Trinity Forge Inc.
Trinity Forge Inc. is a forge shop that also provides value-added machining. “What that means is we not only provide forged products, but we also machine those products and provide general machining services,” President Dick Johnston explains.
Trinity Forge operates a modern closed-die forging plant in Mansfield, Texas, specializing in complex shapes in a wide variety of sizes. It provides value-added machining to forgings as well as job-shop machining services and die-and-mold machining.
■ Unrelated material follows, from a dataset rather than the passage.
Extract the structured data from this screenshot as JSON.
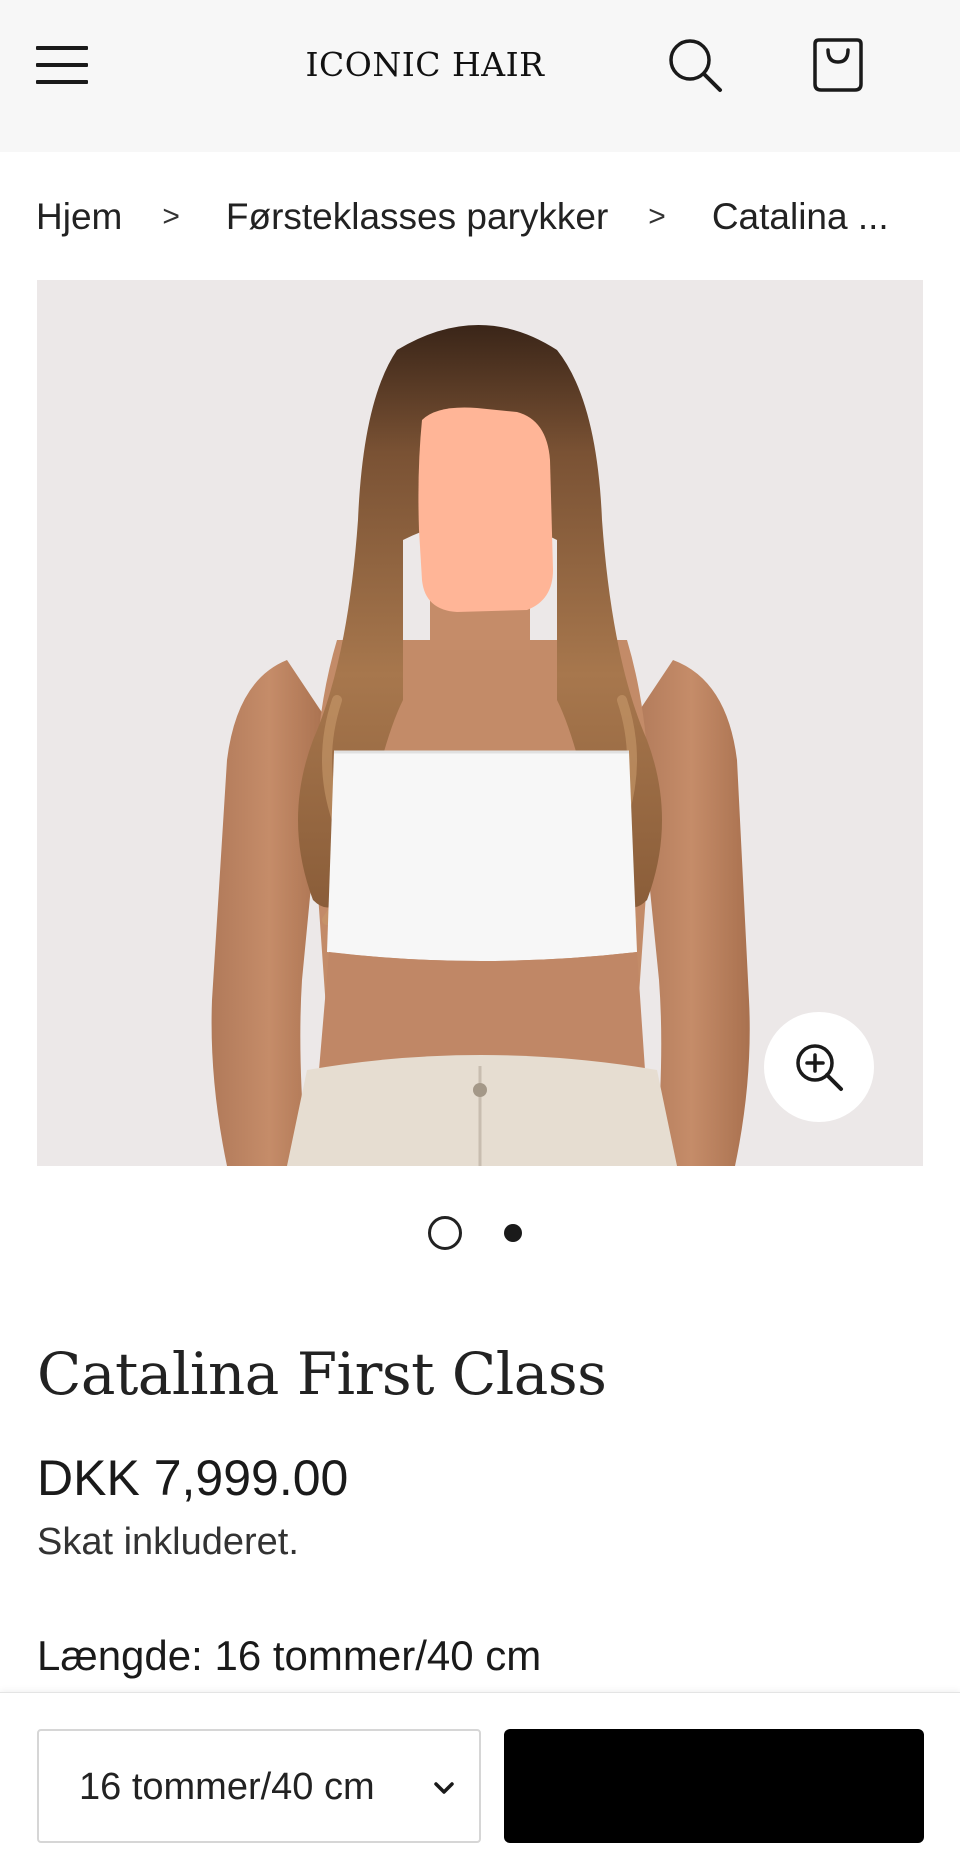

The company has thrived for nearly six decades, not in small part because of the quality of its three-cone rock bit forgings. Historically this was the standard bit for both the oil and mining markets, though diamond bits, which do not require forgings, have been gaining in popularity in recent years.
A Reliable Business
Oil and gas drill bits have been a lucrative business since the days when Howard R. Hughes Sr. patented rock bits in the early 1900s. “The drill bit business is fairly reliable,” Johnston says. “However, the oil industry is cyclical. It’s based on a commodity so it rises and falls with that commodity’s supply and demand.”
Recent trends in the oil business have benefited Trinity Forge’s sales, however. “With horizontal techniques, suddenly the United States has regained our position in the world” as an oil and gas producer, Johnston says. “When companies are drilling for natural gas, the hydraulic fracturing process involves sand being forced down and coming back up again, being pumped at high rates of speed. The sand quickly erodes the components, happily leading to repeat business.”
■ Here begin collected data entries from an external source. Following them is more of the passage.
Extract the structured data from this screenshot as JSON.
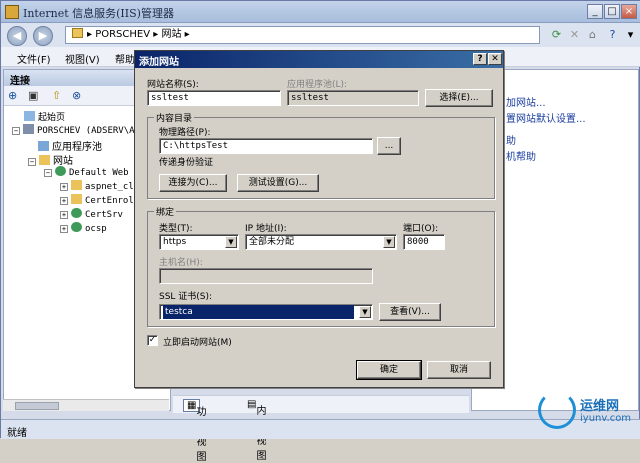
{
  "window": {
    "title": "Internet 信息服务(IIS)管理器"
  },
  "address": {
    "path": [
      "PORSCHEV",
      "网站"
    ]
  },
  "menu": {
    "file": "文件(F)",
    "view": "视图(V)",
    "help": "帮助"
  },
  "connections": {
    "header": "连接",
    "tree": [
      {
        "label": "起始页",
        "level": 0
      },
      {
        "label": "PORSCHEV (ADSERV\\Ac",
        "level": 0
      },
      {
        "label": "应用程序池",
        "level": 1
      },
      {
        "label": "网站",
        "level": 1
      },
      {
        "label": "Default Web S",
        "level": 2
      },
      {
        "label": "aspnet_cl",
        "level": 3
      },
      {
        "label": "CertEnrol",
        "level": 3
      },
      {
        "label": "CertSrv",
        "level": 3
      },
      {
        "label": "ocsp",
        "level": 3
      }
    ]
  },
  "actions": {
    "add_site": "加网站...",
    "set_defaults": "置网站默认设置...",
    "help": "助",
    "online_help": "机帮助"
  },
  "bottom_tabs": {
    "feature_view": "功能视图",
    "content_view": "内容视图"
  },
  "status": {
    "text": "就绪"
  },
  "watermark": {
    "name": "运维网",
    "url": "iyunv.com"
  },
  "dialog": {
    "title": "添加网站",
    "help_btn": "?",
    "close_btn": "✕",
    "site_name_label": "网站名称(S):",
    "site_name_value": "ssltest",
    "app_pool_label": "应用程序池(L):",
    "app_pool_value": "ssltest",
    "select_button": "选择(E)...",
    "content_dir_legend": "内容目录",
    "physical_path_label": "物理路径(P):",
    "physical_path_value": "C:\\httpsTest",
    "browse_button": "...",
    "pass_through_label": "传递身份验证",
    "connect_as_button": "连接为(C)...",
    "test_settings_button": "测试设置(G)...",
    "binding_legend": "绑定",
    "type_label": "类型(T):",
    "type_value": "https",
    "ip_label": "IP 地址(I):",
    "ip_value": "全部未分配",
    "port_label": "端口(O):",
    "port_value": "8000",
    "host_name_label": "主机名(H):",
    "host_name_value": "",
    "ssl_cert_label": "SSL 证书(S):",
    "ssl_cert_value": "testca",
    "view_button": "查看(V)...",
    "start_now_label": "立即启动网站(M)",
    "start_now_checked": true,
    "ok_button": "确定",
    "cancel_button": "取消"
  }
}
The oil industry uses many forged parts, particularly for drilling and moving fluids. But today, rock bits and other drilling parts form about half of Trinity Forge’s business because it has diversified to better weather the ups and downs of the energy business. It also serves the mining industry. There, holes may not be as deep but similar methods are used. Hand tools, aerospace, railroad, construction and industrial equipment such as lifting hooks and cranes are also important sectors for the company.
Ultimate Specifications
Trinity Forge also serves the military, where it meets the most stringent customer specifications. “The most exacting specifications are for nuclear submarines,” Johnston says. “It is the ultimate specification to meet: your component could cause the loss of a vessel with all hands aboard. That’s the nature of the submarine service. The people in the submarine put their trust in the suppliers and we take that trust very, very seriously.”
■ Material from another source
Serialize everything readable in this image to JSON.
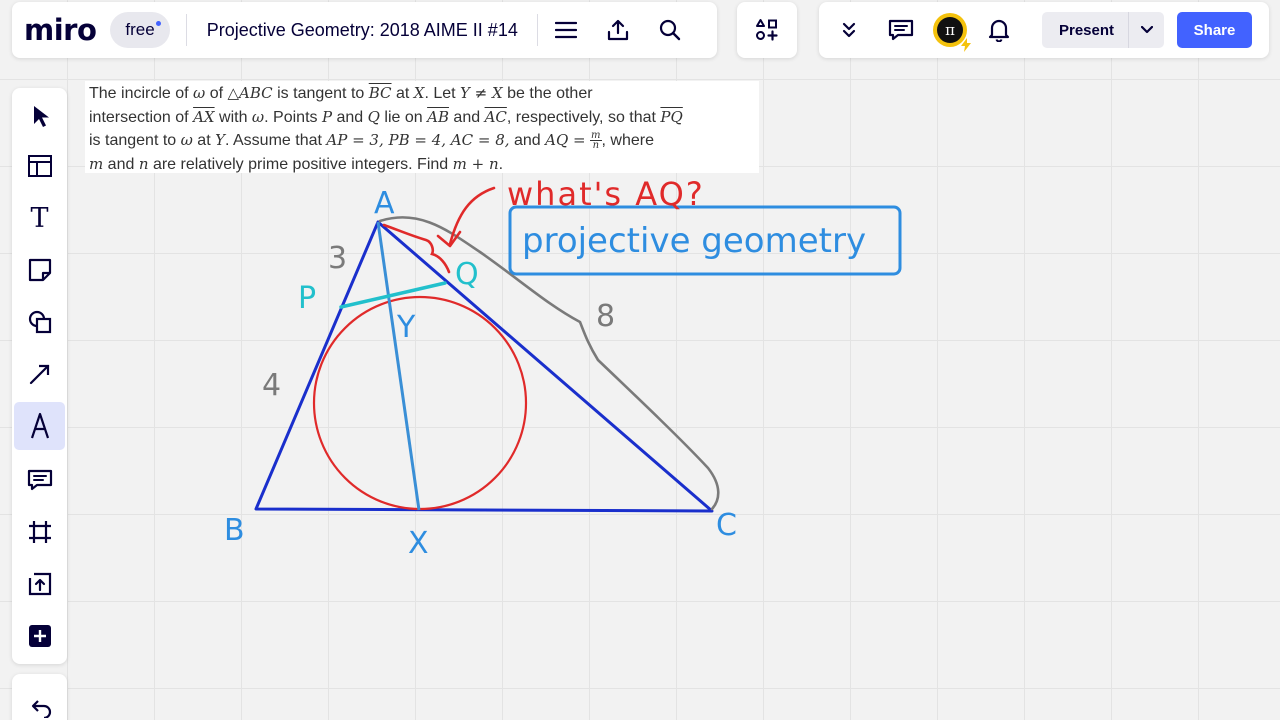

Because Trinity Forge provides solutions to so many industries, “We see ourselves not as a product company but as a service company,” Johnston says. “Our customers design the products and tell us what they need so we see that as a service. As with any service, the customer wants it provided quickly and without any problems. That’s how we compete. We offer flexibility and provide good products, on time, as defined by the customer.”
Although forging is an ancient industry, Trinity Forge utilizes the latest technology. The company has invested heavily in its website, for example. “We are a multi-thousands-year-old industry but we believe the Internet is going to change the world,” Johnston says. “That’s why we have a website that tells our story and explains our process to people. We have gotten a lot of compliments from customers and prospects about the website.”
Many times, customers are not experts in forging. Instead, “They have a bill of materials that says ‘forging’ but they may not be all that familiar with it,” Johnston explains. So the company has found its website is a useful tool to explain its services to the wider business community, he says.
“At Trinity, our reputation is rock-solid built on proactive flexibility,” the company says. “We continually grow our capacity ahead of demand. And our onsite machine shop, streamlined processes and innovative technologies allow us to deliver any size order on schedule.”